Universal traveler’s dance

If all goes well today we should be in Chiang Mai by 1:00 am tomorrow. So now we begin the Universal Traveler’s Dance. Checkout at the beach bungalow is 11:30am but our flight isn’t until 9:30pm so the owner kindly said we can hang out on the deck until our airport ride picks us up at 3:00 pm for the one and a half hour drive to the airport.

We have an old sailing buddy who washed-up in Phuket and we’d love to meet up, but we’re schlepping all our worldly goods, including our new vacuum cleaner jammed in a new rolling duffel, and dragging this excess baggage on and off public buses to see him is not in the cards. We couldn’t push the airport ride any later due to the rush hour penalty and we’re on a late flight because, well, it was the cheapest. After all, budgets are budgets.

We landed in Chiang Mai way past our bedtime, collected our bags, waited in the taxi queue for a lift, then wound our way through the dark back alleys of the Old City until the we came to a dead end. A small dimly-lit sign read Wayside Guesthouse. No front door, open to the air with a dozen pairs of shoes and sandals just inside.

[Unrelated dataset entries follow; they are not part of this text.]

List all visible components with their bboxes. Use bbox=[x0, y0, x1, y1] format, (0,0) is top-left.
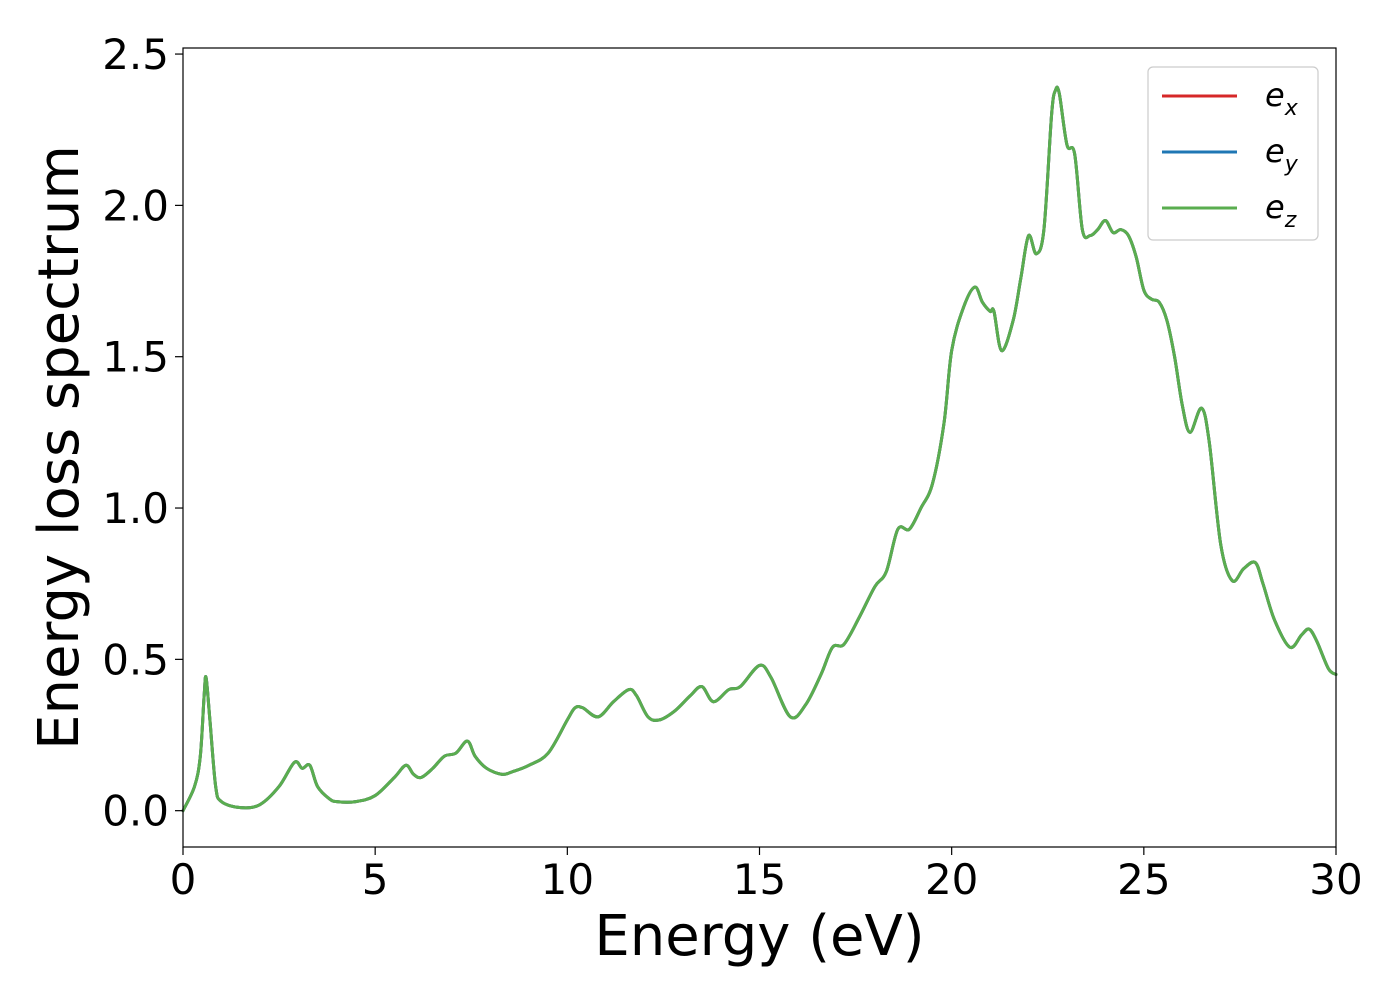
legend-label-base: e bbox=[1265, 76, 1285, 114]
legend-label-base: e bbox=[1265, 132, 1285, 170]
x-tick-label: 20 bbox=[925, 855, 978, 904]
y-axis-label: Energy loss spectrum bbox=[27, 145, 92, 750]
x-tick-label: 0 bbox=[170, 855, 197, 904]
y-tick-label: 1.0 bbox=[102, 484, 169, 533]
x-tick-label: 25 bbox=[1117, 855, 1170, 904]
x-tick-label: 15 bbox=[733, 855, 786, 904]
y-axis-ticks: 0.0 0.5 1.0 1.5 2.0 2.5 bbox=[102, 30, 183, 836]
legend-label-y: ey bbox=[1265, 132, 1299, 177]
series-layer bbox=[181, 85, 1338, 813]
y-tick-label: 1.5 bbox=[102, 333, 169, 382]
x-tick-label: 30 bbox=[1309, 855, 1362, 904]
y-tick-label: 0.0 bbox=[102, 787, 169, 836]
legend-label-z: ez bbox=[1265, 188, 1297, 233]
legend-label-subscript: x bbox=[1284, 96, 1299, 121]
y-tick-label: 2.5 bbox=[102, 30, 169, 79]
x-tick-label: 10 bbox=[541, 855, 594, 904]
legend-label-subscript: z bbox=[1284, 208, 1297, 233]
x-axis-label: Energy (eV) bbox=[594, 904, 924, 969]
legend-label-base: e bbox=[1265, 188, 1285, 226]
legend-label-x: ex bbox=[1265, 76, 1299, 121]
series-line-z bbox=[181, 85, 1338, 813]
legend-label-subscript: y bbox=[1284, 152, 1299, 177]
y-tick-label: 2.0 bbox=[102, 181, 169, 230]
y-tick-label: 0.5 bbox=[102, 635, 169, 684]
x-axis-ticks: 0 5 10 15 20 25 30 bbox=[170, 847, 1363, 904]
x-tick-label: 5 bbox=[362, 855, 389, 904]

A young man checked us in, then gave me a long look and announced sheepishly that the room is on the third floor. On the way up the stairs we noticed the impeccably clean varnished wood parquet floors, quite the change from our primitive beach hut. Exhausted, we flopped down on a thinly padded, semi-hard king size bed.

In the morning as we made our way down the stairs we could smell coffee and toast wafting up the staircase. We met our new best friend Jackie, the owner, tiny, smart, energetic and a magnificent maker of breakfasts, included. Budgets are budgets.

Bathed in Thai sunshine I was helped in tying my shoes by several neighborhood cats who extorted a few head pats. It turns out Thailand is a cat country.

We’re off to see where we are. Within a few meters of our guesthouse we entered a tree-covered park that shelters a beautiful peaceful temple. Classic Thailand. Not to borrow a phrase but you can’t swing a cat in Thailand without hitting a temple. And this is our neighborhood. For now.